Eind januari diende werkgroep Dijksgracht Oost (WDO) bezwaar in tegen het besluit van de provincie Noord Holland om ontheffing te verlenen aan de gemeente Amsterdam waardoor het foerageergebied van de dwergvleermuis aan de Dijksgracht Oost mag worden aangetast. Met deze ontheffing op zak kan de gemeente een fietspad aanleggen en aanlegsteigers bouwen voor 40 rondvaartboten en 30 dekschuiten voor de wateraannemers.
De Provincie en de gemeente brachten als reactie op het bezwaarschrift in dat de omwonenden niet ontvankelijk waren in hun bezwaar omdat zij geen belanghebbende zijn daar zij te ver van de precieze locatie af zouden wonen. De afstanden die daarbij werden genoemd klopten echter niet met de werkelijkheid. Inhoudelijke argumenten die door de omwonenden naar voren waren gebracht werden niet serieus genomen. Zo was naar voren gebracht dat er, zowel voor het fietspad als voor de steigers, wel degelijk alternatieven bestaan. Dat is van belang omdat een foerageergebied alleen dan mag worden aangetast als er geen alternatieven zijn voor het beoogde project op die plek.
Donderdag 21 april vond in het kader van het bezwaar een hoorzitting plaats in het Provinciehuis waarbij alle betrokken partijen hun positie konden toelichten (zie de gebruikte pleitnota). De werkgroep liet met een PowerPoint presentatie zien wat de afstanden nu precies zijn en wat men kan zien vanuit de woningen, met een filmpje vanuit een woning met de vleermuizen in beeld. De vertegenwoordiger van de provincie erkende ter plekke dat de situatie verkeerd was ingeschat – relevant voor de vraag of de bewoners als belanghebbenden beschouwd kunnen worden. De werkgroep maakte ook concreet welke alternatieven er bestaan voor de steigers en het fietspad. De bezwaarschriftencommissie zal eind mei met een advies komen.

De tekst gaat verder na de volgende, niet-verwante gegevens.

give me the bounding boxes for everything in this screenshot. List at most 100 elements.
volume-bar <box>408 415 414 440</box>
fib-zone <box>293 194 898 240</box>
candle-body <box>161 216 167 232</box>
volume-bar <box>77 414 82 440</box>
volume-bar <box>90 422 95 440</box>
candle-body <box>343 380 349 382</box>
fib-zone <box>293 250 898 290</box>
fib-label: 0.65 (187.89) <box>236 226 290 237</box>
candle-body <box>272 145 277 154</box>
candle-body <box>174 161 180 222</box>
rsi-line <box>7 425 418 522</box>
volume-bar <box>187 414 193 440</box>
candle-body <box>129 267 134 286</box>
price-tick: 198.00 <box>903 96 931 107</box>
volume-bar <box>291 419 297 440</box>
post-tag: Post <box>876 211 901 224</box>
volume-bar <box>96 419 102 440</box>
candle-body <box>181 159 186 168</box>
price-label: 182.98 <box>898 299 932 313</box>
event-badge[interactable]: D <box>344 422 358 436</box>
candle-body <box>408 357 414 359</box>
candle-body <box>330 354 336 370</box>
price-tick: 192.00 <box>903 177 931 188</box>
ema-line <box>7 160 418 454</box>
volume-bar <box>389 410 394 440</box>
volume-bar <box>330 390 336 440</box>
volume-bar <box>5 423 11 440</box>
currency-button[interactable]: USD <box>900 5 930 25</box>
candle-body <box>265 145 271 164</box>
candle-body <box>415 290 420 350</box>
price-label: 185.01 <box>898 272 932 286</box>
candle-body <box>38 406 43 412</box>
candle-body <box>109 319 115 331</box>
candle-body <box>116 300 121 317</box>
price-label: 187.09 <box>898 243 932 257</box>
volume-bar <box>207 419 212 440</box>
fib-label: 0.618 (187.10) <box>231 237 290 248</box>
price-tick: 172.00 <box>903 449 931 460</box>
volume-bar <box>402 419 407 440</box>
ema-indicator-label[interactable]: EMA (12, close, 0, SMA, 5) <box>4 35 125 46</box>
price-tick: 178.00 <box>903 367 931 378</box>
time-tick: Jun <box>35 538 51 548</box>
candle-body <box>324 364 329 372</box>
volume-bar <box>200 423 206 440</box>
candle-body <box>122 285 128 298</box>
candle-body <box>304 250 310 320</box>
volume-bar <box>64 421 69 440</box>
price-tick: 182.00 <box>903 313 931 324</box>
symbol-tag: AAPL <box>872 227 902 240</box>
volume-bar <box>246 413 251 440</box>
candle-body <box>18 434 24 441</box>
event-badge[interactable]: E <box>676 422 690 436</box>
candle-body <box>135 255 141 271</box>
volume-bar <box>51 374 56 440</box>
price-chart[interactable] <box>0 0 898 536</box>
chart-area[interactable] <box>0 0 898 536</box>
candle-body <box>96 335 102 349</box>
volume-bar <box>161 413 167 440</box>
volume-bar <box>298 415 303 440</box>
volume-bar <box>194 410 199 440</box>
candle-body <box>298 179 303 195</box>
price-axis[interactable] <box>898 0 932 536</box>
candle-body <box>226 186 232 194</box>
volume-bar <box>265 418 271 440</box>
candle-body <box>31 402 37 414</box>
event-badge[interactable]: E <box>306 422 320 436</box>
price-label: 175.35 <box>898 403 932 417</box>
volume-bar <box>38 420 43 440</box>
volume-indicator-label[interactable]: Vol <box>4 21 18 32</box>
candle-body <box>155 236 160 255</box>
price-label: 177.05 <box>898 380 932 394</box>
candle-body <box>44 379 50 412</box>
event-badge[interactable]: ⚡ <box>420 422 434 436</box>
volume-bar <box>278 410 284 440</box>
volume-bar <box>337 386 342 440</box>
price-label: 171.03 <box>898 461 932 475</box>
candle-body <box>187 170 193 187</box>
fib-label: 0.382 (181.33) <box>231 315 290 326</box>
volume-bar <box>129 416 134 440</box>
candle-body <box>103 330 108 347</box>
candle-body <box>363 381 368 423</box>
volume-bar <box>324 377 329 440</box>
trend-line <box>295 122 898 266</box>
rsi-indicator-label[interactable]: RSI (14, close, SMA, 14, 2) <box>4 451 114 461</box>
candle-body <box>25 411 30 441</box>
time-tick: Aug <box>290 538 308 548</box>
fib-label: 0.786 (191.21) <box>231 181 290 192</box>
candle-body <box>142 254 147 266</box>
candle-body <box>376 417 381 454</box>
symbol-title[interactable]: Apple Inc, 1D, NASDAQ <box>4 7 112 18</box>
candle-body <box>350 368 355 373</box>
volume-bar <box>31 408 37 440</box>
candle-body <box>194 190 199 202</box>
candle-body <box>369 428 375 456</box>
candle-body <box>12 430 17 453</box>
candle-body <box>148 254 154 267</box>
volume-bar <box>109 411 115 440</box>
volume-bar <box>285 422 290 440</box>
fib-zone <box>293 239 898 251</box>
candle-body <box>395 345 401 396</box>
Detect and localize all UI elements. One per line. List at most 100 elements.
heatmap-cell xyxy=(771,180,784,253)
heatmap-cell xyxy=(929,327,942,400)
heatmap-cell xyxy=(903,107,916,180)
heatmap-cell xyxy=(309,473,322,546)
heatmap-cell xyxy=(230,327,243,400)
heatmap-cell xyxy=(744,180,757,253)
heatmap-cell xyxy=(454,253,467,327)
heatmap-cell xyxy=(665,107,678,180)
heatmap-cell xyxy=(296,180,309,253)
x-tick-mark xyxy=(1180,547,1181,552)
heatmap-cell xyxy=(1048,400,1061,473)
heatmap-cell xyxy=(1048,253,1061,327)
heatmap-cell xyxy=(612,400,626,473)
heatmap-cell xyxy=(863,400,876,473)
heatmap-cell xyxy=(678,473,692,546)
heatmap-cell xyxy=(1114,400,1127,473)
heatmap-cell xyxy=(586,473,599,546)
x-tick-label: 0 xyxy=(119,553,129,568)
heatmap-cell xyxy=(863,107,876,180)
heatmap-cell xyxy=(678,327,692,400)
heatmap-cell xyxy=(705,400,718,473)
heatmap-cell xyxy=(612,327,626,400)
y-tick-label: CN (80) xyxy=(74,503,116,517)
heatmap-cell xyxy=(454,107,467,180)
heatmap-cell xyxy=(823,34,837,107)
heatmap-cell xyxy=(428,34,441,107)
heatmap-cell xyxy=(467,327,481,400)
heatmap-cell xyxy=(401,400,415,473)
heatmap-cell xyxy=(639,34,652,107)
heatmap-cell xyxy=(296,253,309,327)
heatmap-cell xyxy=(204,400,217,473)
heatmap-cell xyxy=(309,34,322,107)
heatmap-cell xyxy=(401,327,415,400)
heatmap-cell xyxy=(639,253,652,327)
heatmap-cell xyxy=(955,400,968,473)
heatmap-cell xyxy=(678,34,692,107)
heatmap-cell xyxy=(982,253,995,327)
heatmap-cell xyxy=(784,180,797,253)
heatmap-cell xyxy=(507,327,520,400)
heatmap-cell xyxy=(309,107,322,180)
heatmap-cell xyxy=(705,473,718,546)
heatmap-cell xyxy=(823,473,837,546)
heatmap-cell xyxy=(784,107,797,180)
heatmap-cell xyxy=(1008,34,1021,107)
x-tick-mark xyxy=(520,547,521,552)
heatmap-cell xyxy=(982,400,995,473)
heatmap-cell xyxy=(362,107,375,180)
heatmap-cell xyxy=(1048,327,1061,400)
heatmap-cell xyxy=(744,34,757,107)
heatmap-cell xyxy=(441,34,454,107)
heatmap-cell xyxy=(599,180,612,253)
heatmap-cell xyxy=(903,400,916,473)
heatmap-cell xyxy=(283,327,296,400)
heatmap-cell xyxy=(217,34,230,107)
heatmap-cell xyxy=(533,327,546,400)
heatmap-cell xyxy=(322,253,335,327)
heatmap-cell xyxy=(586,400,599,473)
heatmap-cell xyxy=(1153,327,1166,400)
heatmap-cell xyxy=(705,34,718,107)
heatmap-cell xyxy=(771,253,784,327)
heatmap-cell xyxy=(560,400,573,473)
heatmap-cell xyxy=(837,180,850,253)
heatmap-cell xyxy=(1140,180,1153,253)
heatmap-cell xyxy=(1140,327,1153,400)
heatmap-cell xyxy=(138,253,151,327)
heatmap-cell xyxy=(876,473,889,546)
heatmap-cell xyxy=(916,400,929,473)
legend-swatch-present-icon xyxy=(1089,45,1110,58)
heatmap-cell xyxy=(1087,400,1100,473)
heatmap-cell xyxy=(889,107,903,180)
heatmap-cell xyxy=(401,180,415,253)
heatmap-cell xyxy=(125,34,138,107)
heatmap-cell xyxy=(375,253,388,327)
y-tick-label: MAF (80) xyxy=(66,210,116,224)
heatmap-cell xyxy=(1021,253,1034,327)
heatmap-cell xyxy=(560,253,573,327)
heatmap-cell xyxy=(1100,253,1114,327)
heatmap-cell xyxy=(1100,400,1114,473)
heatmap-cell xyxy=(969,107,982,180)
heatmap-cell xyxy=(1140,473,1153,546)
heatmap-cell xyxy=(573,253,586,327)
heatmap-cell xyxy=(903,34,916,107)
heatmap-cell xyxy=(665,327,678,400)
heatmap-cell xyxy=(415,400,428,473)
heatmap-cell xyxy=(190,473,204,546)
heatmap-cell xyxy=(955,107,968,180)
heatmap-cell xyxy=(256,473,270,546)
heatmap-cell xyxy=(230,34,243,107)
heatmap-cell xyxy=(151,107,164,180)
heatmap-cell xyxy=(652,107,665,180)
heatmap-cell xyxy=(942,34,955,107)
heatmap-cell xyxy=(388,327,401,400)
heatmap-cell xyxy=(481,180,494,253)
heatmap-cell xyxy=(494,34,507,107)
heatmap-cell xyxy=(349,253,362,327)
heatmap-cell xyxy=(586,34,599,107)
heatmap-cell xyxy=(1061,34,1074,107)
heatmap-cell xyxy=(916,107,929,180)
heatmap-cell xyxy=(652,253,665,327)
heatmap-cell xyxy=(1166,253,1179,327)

Het bleek echter dat de gemeente wil niet wachten met het verwijderen van de eerste 100 van de 700 m groen op het talud van de Dijksgracht Oost tot er een beslissing in bezwaar is genomen. Daarom besloot de werkgroep de rechtbank om een voorlopige voorziening te vragen om de gemeente te verbieden al met de werkzaamheden te beginnen. Immers, als men nu al aan de slag zou gaan zal het foerageergebied al grotendeels kaal gemaakt zijn nog voor er beslissing is genomen op het bezwaar tegen de ontheffing. Niet is duidelijk of de gemeente wel bereid is te wachten op de uitspraak in voorlopige voorziening. Ook is nog niet duidelijk wanneer de zitting zal plaats vinden.